Tuttavia ho deciso di provarlo perché è estremamente diffuso ed è sempre ben lodato e finalmente ne ho capito il motivo.

Essenzialmente Unity rende estremamente facile e soprattutto veloce la creazione di un gioco: anziché focalizzarsi sulla stesura del codice, si concentra sulla creazione dei livelli di gioco su un editor grafico. Quindi le varie entità, tra cui ad esempio le mesh, vengono create direttamente lì, poi, seguendo un design molto modulare, si possono abilitare diversi comportamenti, che vanno dalla fisica all’emissione di luci e audio. Soprattutto si possono associare degli script C#, che alla fine sono solitamente delle classi che implementano alcuni metodi prefissati.

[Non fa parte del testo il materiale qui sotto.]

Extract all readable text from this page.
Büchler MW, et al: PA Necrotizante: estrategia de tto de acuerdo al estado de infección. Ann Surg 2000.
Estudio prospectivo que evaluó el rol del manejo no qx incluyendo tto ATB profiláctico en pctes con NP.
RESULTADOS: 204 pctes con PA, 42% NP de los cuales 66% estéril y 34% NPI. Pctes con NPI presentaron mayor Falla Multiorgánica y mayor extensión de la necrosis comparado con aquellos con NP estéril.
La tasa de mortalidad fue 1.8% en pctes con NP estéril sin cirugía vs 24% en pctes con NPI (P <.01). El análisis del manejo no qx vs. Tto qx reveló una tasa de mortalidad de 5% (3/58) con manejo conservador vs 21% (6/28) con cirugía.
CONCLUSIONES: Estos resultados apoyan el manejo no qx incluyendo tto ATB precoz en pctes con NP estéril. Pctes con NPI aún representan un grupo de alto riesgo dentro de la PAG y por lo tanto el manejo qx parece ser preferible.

Per il momento ho seguito un paio di tutorial, e risultati sono stati estremamente soddisfacenti. In un’ora si riesce a fare ciò che un motore più tradizionale, basato tutto sulla stesura di codice richiederebbe almeno un giorno, se non due.

La cosa più simile che io abbia usato finora è Blender Game, ma Unity come vantaggio ha che è più facile da usare. Uno svantaggio è che Unity è più pesante sia come installazione, che come grandezza del gioco creato.

Non escludo che magari in futuro io non arrivi magari a rilasciare anche qualcosa fatto con questo engine, anche perché tra velocità d’uso e semplicità rende possibile anche pensare di completare un gioco anche a una persona da sola.